Hands On Machine Learning with Scikit Learn and TensorFlow(第三章)

MNIST 从sklearn自带函数中导入NMIST第一次导入可能会出错，从这里下载https://github.com/amplab/datascience-sp14/blob/master/lab7/mldata/mnist-original.mat 放入mldata这个文件可解决。from sklearn.datasets import fetch_...

_Gus_

835人浏览 · 2018-07-08 21:35:08

_Gus_ · 2018-07-08 21:35:08 发布

MNIST

从sklearn自带函数中导入NMIST

第一次导入可能会出错，从这里下载https://github.com/amplab/datascience-sp14/blob/master/lab7/mldata/mnist-original.mat 放入mldata这个文件可解决。

from sklearn.datasets import fetch_mldata
mnist = fetch_mldata('MNIST original',data_home='H:\paper\DeepLearning\Tensorflow\hand on with tensorflow')

出现的结果如下

取出数据并查看数据的维度

X, y = mnist["data"], mnist["target"]
X.shape
y.shape

有70000张图片，每张图片有784个特征点（28X28），每个特征点代表像素值的亮度，从0（白）到255（黑），

使用imshow()显示一张图片。

import matplotlib
import matplotlib.pyplot as plt
some_digit = X[36000]
some_digit_image = some_digit.reshape(28, 28)
plt.imshow(some_digit_image, cmap = matplotlib.cm.binary,
interpolation="nearest")
plt.axis("off")
plt.show()

NMIST已经把前60000张图片分为训练集，后10000图片分为测试集。

X_train, X_test, y_train, y_test = X[:60000], X[60000:], y[:60000], y[60000:]

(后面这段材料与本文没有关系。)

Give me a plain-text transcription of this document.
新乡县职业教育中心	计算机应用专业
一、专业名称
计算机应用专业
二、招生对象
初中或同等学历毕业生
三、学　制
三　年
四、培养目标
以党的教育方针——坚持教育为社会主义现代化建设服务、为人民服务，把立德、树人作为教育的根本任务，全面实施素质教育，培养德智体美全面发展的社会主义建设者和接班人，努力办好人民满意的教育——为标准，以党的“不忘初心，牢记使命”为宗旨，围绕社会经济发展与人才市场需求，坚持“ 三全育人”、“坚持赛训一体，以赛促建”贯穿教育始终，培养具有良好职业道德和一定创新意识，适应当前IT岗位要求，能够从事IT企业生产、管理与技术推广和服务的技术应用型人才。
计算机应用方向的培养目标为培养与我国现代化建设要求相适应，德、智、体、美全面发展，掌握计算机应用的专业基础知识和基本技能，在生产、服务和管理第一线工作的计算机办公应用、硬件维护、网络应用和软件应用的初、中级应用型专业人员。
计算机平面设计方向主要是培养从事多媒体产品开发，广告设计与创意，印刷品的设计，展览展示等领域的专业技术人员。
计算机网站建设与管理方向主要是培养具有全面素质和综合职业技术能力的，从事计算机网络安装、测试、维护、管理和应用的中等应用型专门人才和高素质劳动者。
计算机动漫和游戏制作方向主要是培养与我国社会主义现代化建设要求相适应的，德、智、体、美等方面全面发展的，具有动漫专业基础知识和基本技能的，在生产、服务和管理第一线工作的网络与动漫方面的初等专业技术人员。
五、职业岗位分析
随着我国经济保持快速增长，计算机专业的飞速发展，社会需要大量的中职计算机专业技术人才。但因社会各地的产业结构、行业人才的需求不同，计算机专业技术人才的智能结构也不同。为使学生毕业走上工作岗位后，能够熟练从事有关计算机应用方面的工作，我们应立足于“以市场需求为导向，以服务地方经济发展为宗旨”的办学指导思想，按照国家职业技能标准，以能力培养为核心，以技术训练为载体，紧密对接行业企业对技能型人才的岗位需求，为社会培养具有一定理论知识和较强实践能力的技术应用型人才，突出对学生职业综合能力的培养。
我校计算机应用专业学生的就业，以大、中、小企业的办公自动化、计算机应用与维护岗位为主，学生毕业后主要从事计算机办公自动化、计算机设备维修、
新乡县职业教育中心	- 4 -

随后shuffle训练集，不希望所有的交叉验证集类似（因为不希望某一个交叉验证集缺失了某些数据）。并且某些算法对训练集的顺序很敏感，会使得效果变差。

import numpy as np
shuffle_index = np.random.permutation(60000)
X_train, y_train = X_train[shuffle_index], y_train[shuffle_index]

Training a Binary Classifer

简化问题，变为二分类问题。

y_train_5 = (y_train == 5) # True for all 5s, False for all other digits.
y_test_5 = (y_test == 5)

使用SGDClassifier类创建实例

from sklearn.linear_model import SGDClassifier
sgd_clf = SGDClassifier(random_state=42)
sgd_clf.fit(X_train, y_train_5)

预测是否为数字5

sgd_clf.predict([some_digit])

Performance Measures

Measuring Accuracy Using Cross-Validation

有时候需要自己写交叉验证集，下面的函数和cross_val_score() 干同样的事情（结果一模一样）。StratifiedKFold 进行分层抽样，每一个fold中的每一个类别都具有代表性。n_splits=3表示交叉验证3次。

from sklearn.model_selection import StratifiedKFold
from sklearn.base import clone
skfolds = StratifiedKFold(n_splits=3, random_state=42) 
for train_index, test_index in skfolds.split(X_train, y_train_5):
    clone_clf = clone(sgd_clf)
    X_train_folds = X_train[train_index]
    y_train_folds = y_train_5[train_index]
    X_test_fold = X_train[test_index]
    y_test_fold = y_train_5[test_index]
    clone_clf.fit(X_train_folds, y_train_folds)
    y_pred = clone_clf.predict(X_test_fold)
    n_correct = sum(y_pred == y_test_fold)
    print(n_correct / len(y_pred)) # prints 0.9502, 0.96565 and 0.96495

或者使用cross_val_score() 来评估SGDClassifier 模型，

 from sklearn.model_selection import cross_val_score
>>> cross_val_score(sgd_clf, X_train, y_train_5, cv=3, scoring="accuracy")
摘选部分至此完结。